On Wednesday July 30 we were honored to have a visit from Professor J. H. Kwabena Nketia, ethnomusicologist. He was so amazed at the level to which the archive has reached and what is now happening to the materials he collected in the 1950s. The first materials to be digitized are from the AWG (Africa-West Africa-Ghana) series that were collected by him.
Professor Nketia talked about his first interviews with indigenous performers, 62 years ago. He made a remark about the fact that he is 93 years old and even when he dies he has something to take with him – knowing that his materials will be put to use.
He said “Now it will be used how it was intended to be used. Not just hidden away in boxes.”
He talked to us about how the recordings were helpful to bring about reconciliation and a national identity at the end of the colonial period, but stressed that traditional music is useful in the contemporary context.
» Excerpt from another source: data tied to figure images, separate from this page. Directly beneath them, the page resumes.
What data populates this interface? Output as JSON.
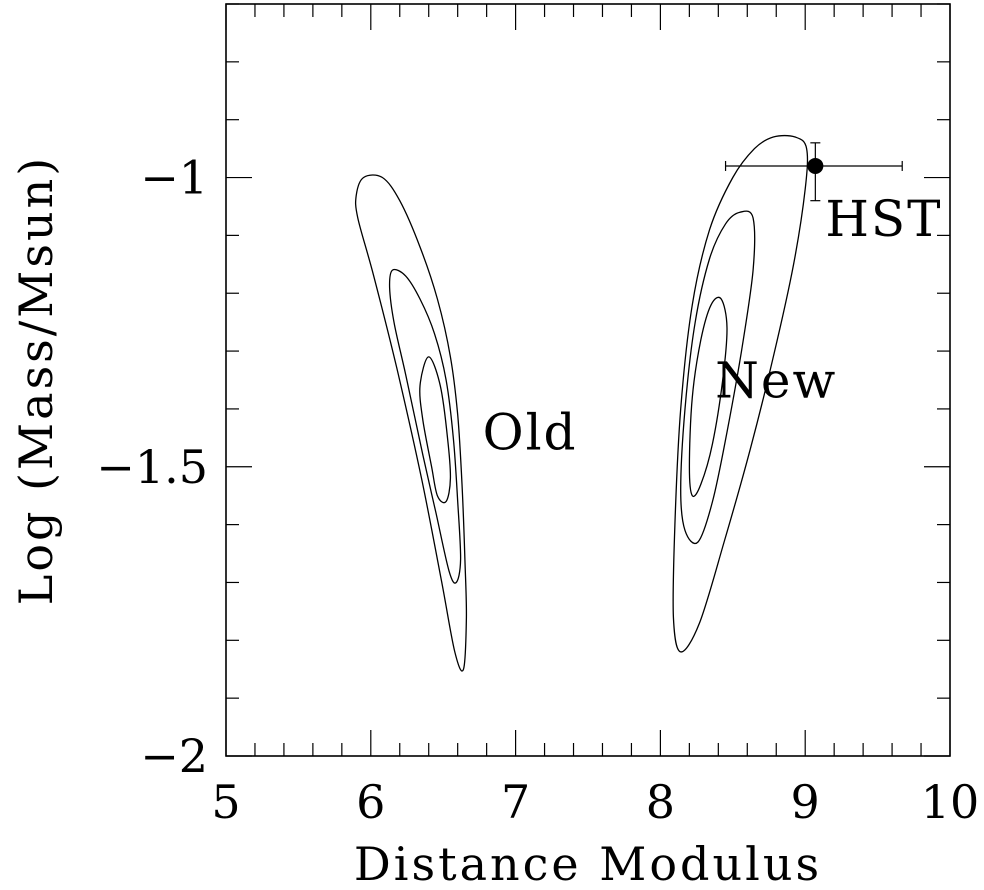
{
  "chart_data": {
    "type": "contour",
    "title": "",
    "xlabel": "Distance Modulus",
    "ylabel": "Log (Mass/Msun)",
    "xlim": [
      5,
      10
    ],
    "ylim": [
      -2,
      -0.7
    ],
    "xticks": [
      5,
      6,
      7,
      8,
      9,
      10
    ],
    "yticks": [
      -2,
      -1.5,
      -1
    ],
    "xtick_labels": [
      "5",
      "6",
      "7",
      "8",
      "9",
      "10"
    ],
    "ytick_labels": [
      "−2",
      "−1.5",
      "−1"
    ],
    "grid": false,
    "contour_groups": [
      {
        "name": "Old",
        "label_position": [
          7.1,
          -1.47
        ],
        "levels": [
          [
            [
              6.4,
              -1.31
            ],
            [
              6.48,
              -1.36
            ],
            [
              6.53,
              -1.45
            ],
            [
              6.55,
              -1.52
            ],
            [
              6.52,
              -1.56
            ],
            [
              6.46,
              -1.55
            ],
            [
              6.42,
              -1.5
            ],
            [
              6.36,
              -1.42
            ],
            [
              6.34,
              -1.36
            ],
            [
              6.36,
              -1.31
            ]
          ],
          [
            [
              6.15,
              -1.16
            ],
            [
              6.24,
              -1.17
            ],
            [
              6.34,
              -1.21
            ],
            [
              6.44,
              -1.27
            ],
            [
              6.52,
              -1.35
            ],
            [
              6.57,
              -1.45
            ],
            [
              6.6,
              -1.56
            ],
            [
              6.62,
              -1.66
            ],
            [
              6.59,
              -1.7
            ],
            [
              6.54,
              -1.68
            ],
            [
              6.45,
              -1.58
            ],
            [
              6.36,
              -1.48
            ],
            [
              6.24,
              -1.34
            ],
            [
              6.16,
              -1.25
            ],
            [
              6.13,
              -1.19
            ],
            [
              6.15,
              -1.16
            ]
          ],
          [
            [
              5.95,
              -1.0
            ],
            [
              6.08,
              -1.0
            ],
            [
              6.2,
              -1.04
            ],
            [
              6.34,
              -1.12
            ],
            [
              6.46,
              -1.21
            ],
            [
              6.55,
              -1.31
            ],
            [
              6.6,
              -1.41
            ],
            [
              6.63,
              -1.53
            ],
            [
              6.65,
              -1.66
            ],
            [
              6.66,
              -1.76
            ],
            [
              6.64,
              -1.85
            ],
            [
              6.58,
              -1.82
            ],
            [
              6.49,
              -1.7
            ],
            [
              6.35,
              -1.52
            ],
            [
              6.18,
              -1.33
            ],
            [
              6.02,
              -1.17
            ],
            [
              5.91,
              -1.07
            ],
            [
              5.9,
              -1.03
            ],
            [
              5.95,
              -1.0
            ]
          ]
        ]
      },
      {
        "name": "New",
        "label_position": [
          8.8,
          -1.38
        ],
        "levels": [
          [
            [
              8.42,
              -1.21
            ],
            [
              8.46,
              -1.26
            ],
            [
              8.43,
              -1.35
            ],
            [
              8.36,
              -1.46
            ],
            [
              8.28,
              -1.53
            ],
            [
              8.22,
              -1.55
            ],
            [
              8.2,
              -1.5
            ],
            [
              8.22,
              -1.38
            ],
            [
              8.28,
              -1.28
            ],
            [
              8.35,
              -1.22
            ],
            [
              8.42,
              -1.21
            ]
          ],
          [
            [
              8.55,
              -1.06
            ],
            [
              8.64,
              -1.07
            ],
            [
              8.64,
              -1.16
            ],
            [
              8.56,
              -1.3
            ],
            [
              8.46,
              -1.44
            ],
            [
              8.36,
              -1.56
            ],
            [
              8.26,
              -1.63
            ],
            [
              8.17,
              -1.61
            ],
            [
              8.14,
              -1.54
            ],
            [
              8.17,
              -1.4
            ],
            [
              8.24,
              -1.25
            ],
            [
              8.34,
              -1.14
            ],
            [
              8.45,
              -1.08
            ],
            [
              8.55,
              -1.06
            ]
          ],
          [
            [
              8.78,
              -0.93
            ],
            [
              8.93,
              -0.93
            ],
            [
              9.01,
              -0.95
            ],
            [
              9.0,
              -1.02
            ],
            [
              8.92,
              -1.15
            ],
            [
              8.78,
              -1.31
            ],
            [
              8.62,
              -1.47
            ],
            [
              8.44,
              -1.63
            ],
            [
              8.27,
              -1.77
            ],
            [
              8.14,
              -1.82
            ],
            [
              8.09,
              -1.76
            ],
            [
              8.1,
              -1.6
            ],
            [
              8.14,
              -1.4
            ],
            [
              8.22,
              -1.22
            ],
            [
              8.34,
              -1.09
            ],
            [
              8.5,
              -1.0
            ],
            [
              8.65,
              -0.95
            ],
            [
              8.78,
              -0.93
            ]
          ]
        ]
      }
    ],
    "points": [
      {
        "name": "HST",
        "x": 9.07,
        "y": -0.98,
        "xerr": [
          0.62,
          0.6
        ],
        "yerr": [
          0.04,
          0.06
        ]
      }
    ]
  }
}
Professor Nketia started out as a research fellow in the Sociology Department at the University of Ghana. He had much support from Dr. Kofi Abrefi A. Busio, the head of the department, who later became the Prime Minister of Ghana. He was given all of the equipment he needed, a driver and a Land Rover, and a technician from the Ghana Broadcasting Corporation.
He praised his assistants who helped him with the field recordings and said they were all often so engaged they forgot to eat. He said the people being recorded were also very excited when they heard themselves for the first time.
Based on this work, in the late 1950s he received a grant from the Rockefeller Foundation to travel to the US and present his recordings at Columbia University, Northwestern University, and the Gilead School of Music. He later was instrumental in the establishment of the Institute of African Studies and the university and became its first African director.